Now Tamara and a parent drive down from St. Charles every Saturday. Because she is in so many scenes, Tamara usually spends the entire day.
Teresa Williams' 8-year-old daughter, Emily, gave up a pizza party and an ice-skating party to rehearse Saturday. Dancing in the "Nutcracker" is a willing sacrifice for Emily.
"She's really excited," said Williams, whose husband is Cape Central baseball coach Steve Williams.
Williams herself took ballet and tap classes as a child but says dancing has been Emily's idea. "From the time she was small she's always been dancing to music," she said. "She said she wanted to be a singer and dancer."
Amy Mangieri, the other Clara, is a Sikeston Middle School student who has been dancing only 3 1/2 years. She says she enjoys the challenge of making her dancing better and better.
Of the "Nutcracker" choreography, she said, "I don't find it particularly difficult. Well, some parts are difficult. It's difficult doing it correctly."

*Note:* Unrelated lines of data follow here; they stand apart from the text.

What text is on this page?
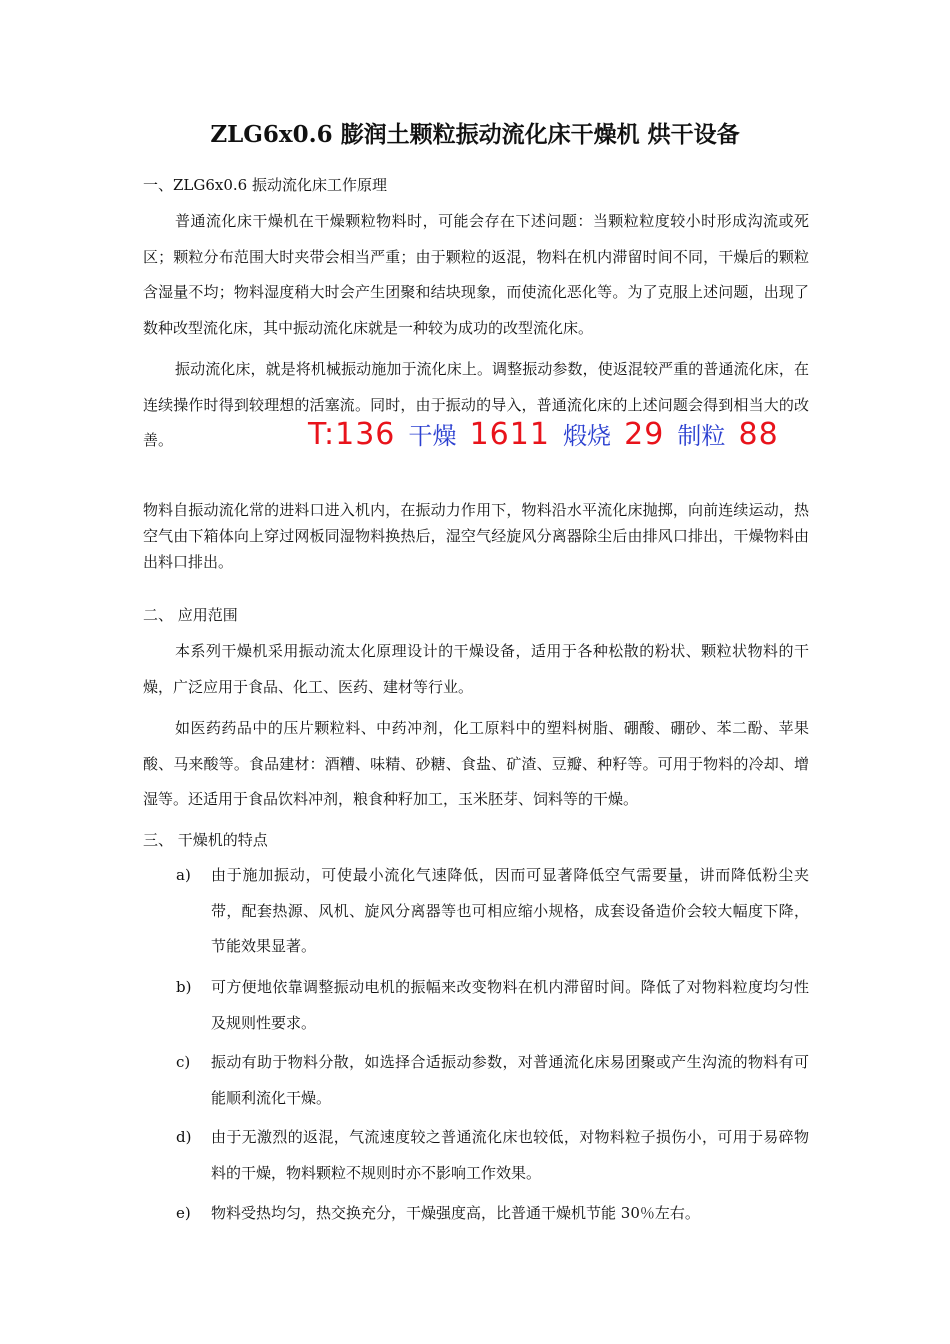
ZLG6x0.6 膨润土颗粒振动流化床干燥机 烘干设备
一、ZLG6x0.6 振动流化床工作原理

普通流化床干燥机在干燥颗粒物料时，可能会存在下述问题：当颗粒粒度较小时形成沟流或死区；颗粒分布范围大时夹带会相当严重；由于颗粒的返混，物料在机内滞留时间不同，干燥后的颗粒含湿量不均；物料湿度稍大时会产生团聚和结块现象，而使流化恶化等。为了克服上述问题，出现了数种改型流化床，其中振动流化床就是一种较为成功的改型流化床。

振动流化床，就是将机械振动施加于流化床上。调整振动参数，使返混较严重的普通流化床，在连续操作时得到较理想的活塞流。同时，由于振动的导入，普通流化床的上述问题会得到相当大的改善。	T:136 干燥 1611 煅烧 29 制粒 88

物料自振动流化常的进料口进入机内，在振动力作用下，物料沿水平流化床抛掷，向前连续运动，热空气由下箱体向上穿过网板同湿物料换热后，湿空气经旋风分离器除尘后由排风口排出，干燥物料由出料口排出。

二、 应用范围

本系列干燥机采用振动流太化原理设计的干燥设备，适用于各种松散的粉状、颗粒状物料的干燥，广泛应用于食品、化工、医药、建材等行业。

如医药药品中的压片颗粒料、中药冲剂，化工原料中的塑料树脂、硼酸、硼砂、苯二酚、苹果酸、马来酸等。食品建材：酒糟、味精、砂糖、食盐、矿渣、豆瓣、种籽等。可用于物料的冷却、增湿等。还适用于食品饮料冲剂，粮食种籽加工，玉米胚芽、饲料等的干燥。

三、 干燥机的特点
a) 由于施加振动，可使最小流化气速降低，因而可显著降低空气需要量，讲而降低粉尘夹带，配套热源、风机、旋风分离器等也可相应缩小规格，成套设备造价会较大幅度下降，节能效果显著。

b) 可方便地依靠调整振动电机的振幅来改变物料在机内滞留时间。降低了对物料粒度均匀性及规则性要求。

c) 振动有助于物料分散，如选择合适振动参数，对普通流化床易团聚或产生沟流的物料有可能顺利流化干燥。

d) 由于无激烈的返混，气流速度较之普通流化床也较低，对物料粒子损伤小，可用于易碎物料的干燥，物料颗粒不规则时亦不影响工作效果。

e) 物料受热均匀，热交换充分，干燥强度高，比普通干燥机节能 30％左右。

Alma Schrader fourth-grader Susan Zimmer will play a mouse and an angel in the production. She wanted to be in it after seeing the Saint Louis Ballet's production of the "Nutcracker" two years ago at the Show Me Center.
Excitement is starting to build for the dancers. On the Tuesday before the performances the mice and angels and soldiers and others will be fitted for their costumes, and on the Wednesday before they will see the company's striking sets for the first time during the only dress rehearsal.
No parents will be allowed backstage.
"There is excitement but we have to keep them organized," said Ruess.